The way I’ve started thinking about it is less about picking a model and more about matching the tool to the problem.

If you have labeled data and a clear target—classification, regression, ranking, anomaly detection—start simple. Try a rules-based baseline. Then logistic regression. Then a random forest or gradient booster. Measure accuracy at each step. You’ll often be surprised how far you get before things need to get complicated.

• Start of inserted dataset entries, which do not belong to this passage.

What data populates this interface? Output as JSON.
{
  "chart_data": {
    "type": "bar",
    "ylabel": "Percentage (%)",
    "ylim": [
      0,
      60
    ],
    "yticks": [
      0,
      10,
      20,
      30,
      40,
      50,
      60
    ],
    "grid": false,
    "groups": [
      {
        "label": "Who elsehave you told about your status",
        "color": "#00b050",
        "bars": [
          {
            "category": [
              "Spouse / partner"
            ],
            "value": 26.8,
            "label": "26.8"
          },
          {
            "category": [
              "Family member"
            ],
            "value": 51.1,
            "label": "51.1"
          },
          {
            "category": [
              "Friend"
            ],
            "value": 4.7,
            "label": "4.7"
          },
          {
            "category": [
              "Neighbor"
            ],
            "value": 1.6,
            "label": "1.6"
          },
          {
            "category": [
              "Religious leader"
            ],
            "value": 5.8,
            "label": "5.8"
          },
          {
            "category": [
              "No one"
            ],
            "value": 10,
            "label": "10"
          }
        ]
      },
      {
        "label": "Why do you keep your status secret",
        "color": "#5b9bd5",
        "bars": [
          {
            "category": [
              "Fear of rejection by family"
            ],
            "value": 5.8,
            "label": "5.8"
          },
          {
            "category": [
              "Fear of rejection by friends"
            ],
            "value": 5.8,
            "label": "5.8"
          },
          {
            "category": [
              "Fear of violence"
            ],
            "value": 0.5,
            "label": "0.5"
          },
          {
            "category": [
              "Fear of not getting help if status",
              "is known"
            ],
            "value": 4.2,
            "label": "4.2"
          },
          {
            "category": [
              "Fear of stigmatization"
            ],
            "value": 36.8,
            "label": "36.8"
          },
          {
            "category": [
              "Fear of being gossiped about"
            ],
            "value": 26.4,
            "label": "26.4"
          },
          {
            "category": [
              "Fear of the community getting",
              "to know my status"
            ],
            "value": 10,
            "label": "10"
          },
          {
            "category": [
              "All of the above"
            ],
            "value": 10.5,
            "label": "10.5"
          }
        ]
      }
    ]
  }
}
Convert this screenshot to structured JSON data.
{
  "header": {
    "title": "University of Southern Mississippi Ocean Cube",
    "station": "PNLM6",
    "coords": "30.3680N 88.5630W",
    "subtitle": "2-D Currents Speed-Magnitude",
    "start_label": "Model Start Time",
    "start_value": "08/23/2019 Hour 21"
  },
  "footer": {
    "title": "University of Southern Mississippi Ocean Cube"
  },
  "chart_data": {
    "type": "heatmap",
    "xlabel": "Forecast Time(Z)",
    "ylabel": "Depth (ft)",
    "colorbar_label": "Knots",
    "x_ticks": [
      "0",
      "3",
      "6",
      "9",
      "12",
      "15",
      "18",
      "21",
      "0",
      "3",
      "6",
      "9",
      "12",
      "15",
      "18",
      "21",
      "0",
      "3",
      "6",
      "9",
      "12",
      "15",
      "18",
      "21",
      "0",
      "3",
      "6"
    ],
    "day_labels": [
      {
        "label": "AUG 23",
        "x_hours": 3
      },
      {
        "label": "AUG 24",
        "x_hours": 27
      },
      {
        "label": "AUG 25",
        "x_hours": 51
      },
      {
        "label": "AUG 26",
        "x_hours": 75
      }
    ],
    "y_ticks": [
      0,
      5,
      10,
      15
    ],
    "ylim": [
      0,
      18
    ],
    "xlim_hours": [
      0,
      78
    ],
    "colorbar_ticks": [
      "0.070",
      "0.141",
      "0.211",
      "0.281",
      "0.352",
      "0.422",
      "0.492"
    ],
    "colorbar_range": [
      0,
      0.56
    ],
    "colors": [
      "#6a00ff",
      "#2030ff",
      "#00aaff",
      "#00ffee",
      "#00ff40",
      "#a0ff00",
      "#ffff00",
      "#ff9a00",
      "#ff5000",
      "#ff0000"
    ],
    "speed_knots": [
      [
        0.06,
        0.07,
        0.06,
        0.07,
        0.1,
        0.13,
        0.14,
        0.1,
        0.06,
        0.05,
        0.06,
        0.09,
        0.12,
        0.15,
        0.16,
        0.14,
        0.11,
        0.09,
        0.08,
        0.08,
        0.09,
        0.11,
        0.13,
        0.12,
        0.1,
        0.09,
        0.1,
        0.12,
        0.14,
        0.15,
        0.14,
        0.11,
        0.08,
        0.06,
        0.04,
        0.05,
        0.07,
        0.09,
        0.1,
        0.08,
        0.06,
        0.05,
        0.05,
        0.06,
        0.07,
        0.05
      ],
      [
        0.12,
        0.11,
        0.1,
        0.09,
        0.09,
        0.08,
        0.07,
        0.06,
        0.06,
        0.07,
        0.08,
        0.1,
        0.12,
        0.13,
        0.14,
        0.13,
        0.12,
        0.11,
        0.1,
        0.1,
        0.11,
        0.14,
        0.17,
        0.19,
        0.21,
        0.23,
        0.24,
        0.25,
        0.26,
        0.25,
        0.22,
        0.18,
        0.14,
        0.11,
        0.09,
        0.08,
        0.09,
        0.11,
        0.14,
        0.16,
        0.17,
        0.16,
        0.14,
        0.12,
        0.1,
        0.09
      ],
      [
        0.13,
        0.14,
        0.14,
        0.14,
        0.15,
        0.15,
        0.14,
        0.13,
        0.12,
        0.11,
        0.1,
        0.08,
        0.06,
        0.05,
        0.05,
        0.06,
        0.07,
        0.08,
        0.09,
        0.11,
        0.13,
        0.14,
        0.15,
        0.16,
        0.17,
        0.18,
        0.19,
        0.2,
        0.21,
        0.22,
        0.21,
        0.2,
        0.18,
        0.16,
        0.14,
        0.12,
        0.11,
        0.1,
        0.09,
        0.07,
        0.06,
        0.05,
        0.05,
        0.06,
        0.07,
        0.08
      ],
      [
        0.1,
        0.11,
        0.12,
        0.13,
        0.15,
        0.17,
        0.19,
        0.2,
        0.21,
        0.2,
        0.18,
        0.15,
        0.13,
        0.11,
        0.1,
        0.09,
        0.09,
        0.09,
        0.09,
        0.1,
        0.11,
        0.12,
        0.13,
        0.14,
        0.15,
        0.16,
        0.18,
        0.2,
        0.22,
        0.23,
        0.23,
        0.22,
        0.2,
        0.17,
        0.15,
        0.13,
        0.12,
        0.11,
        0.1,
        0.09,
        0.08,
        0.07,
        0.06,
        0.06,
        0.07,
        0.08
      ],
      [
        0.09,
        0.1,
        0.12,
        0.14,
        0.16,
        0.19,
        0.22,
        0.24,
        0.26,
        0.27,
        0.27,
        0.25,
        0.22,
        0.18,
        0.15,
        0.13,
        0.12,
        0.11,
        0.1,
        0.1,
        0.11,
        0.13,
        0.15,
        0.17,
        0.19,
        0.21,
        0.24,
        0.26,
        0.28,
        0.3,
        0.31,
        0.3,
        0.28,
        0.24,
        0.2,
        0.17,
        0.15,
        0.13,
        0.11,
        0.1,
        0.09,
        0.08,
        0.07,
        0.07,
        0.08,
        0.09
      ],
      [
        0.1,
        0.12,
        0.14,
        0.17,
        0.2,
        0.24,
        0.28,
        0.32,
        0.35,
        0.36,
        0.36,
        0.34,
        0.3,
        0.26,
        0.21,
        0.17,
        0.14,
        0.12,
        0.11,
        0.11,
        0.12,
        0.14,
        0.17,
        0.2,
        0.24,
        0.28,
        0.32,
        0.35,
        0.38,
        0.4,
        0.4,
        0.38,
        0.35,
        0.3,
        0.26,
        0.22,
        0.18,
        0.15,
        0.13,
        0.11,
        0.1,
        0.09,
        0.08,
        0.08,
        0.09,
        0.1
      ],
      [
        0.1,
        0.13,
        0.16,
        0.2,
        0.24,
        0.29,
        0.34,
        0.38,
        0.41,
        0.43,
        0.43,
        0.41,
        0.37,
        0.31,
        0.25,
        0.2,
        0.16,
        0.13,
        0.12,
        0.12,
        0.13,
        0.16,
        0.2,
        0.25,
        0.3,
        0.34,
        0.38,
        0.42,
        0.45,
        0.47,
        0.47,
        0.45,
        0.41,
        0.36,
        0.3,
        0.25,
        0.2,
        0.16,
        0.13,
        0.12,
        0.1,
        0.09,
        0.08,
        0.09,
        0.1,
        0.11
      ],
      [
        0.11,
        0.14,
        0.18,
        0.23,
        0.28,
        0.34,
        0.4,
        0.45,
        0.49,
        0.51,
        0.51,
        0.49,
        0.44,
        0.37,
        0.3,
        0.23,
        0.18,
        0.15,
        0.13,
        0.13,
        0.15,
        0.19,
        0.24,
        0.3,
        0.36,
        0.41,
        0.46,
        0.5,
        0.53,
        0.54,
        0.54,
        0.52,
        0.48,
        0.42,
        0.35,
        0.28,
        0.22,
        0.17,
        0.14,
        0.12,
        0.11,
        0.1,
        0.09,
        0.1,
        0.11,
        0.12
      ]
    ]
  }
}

If you need nuance but don’t need open-ended generation, look at smaller, fine-tuned models. A BERT-class model can capture language patterns without the latency, cost, and unpredictability of a full LLM pipeline.

Only when you actually need reasoning, drafting, summarization, or conversational flexibility should you reach for GPT, Claude, or Gemini. And even then, it’s rarely the whole system. The best architectures I’ve seen use LLMs as a specialized component. The heavy lifting—scoring, routing, filtering, ranking—runs on lightweight, deterministic models. The LLM handles the parts that actually require it: interpreting ambiguity, generating text, or bridging gaps where data is too messy for traditional approaches.

None of this is a knock on large language models. They’re genuinely remarkable. But treating them as a universal hammer has made a lot of problems harder than they need to be. Good AI engineering isn’t about using the newest tool. It’s about using the simplest tool that actually solves the problem.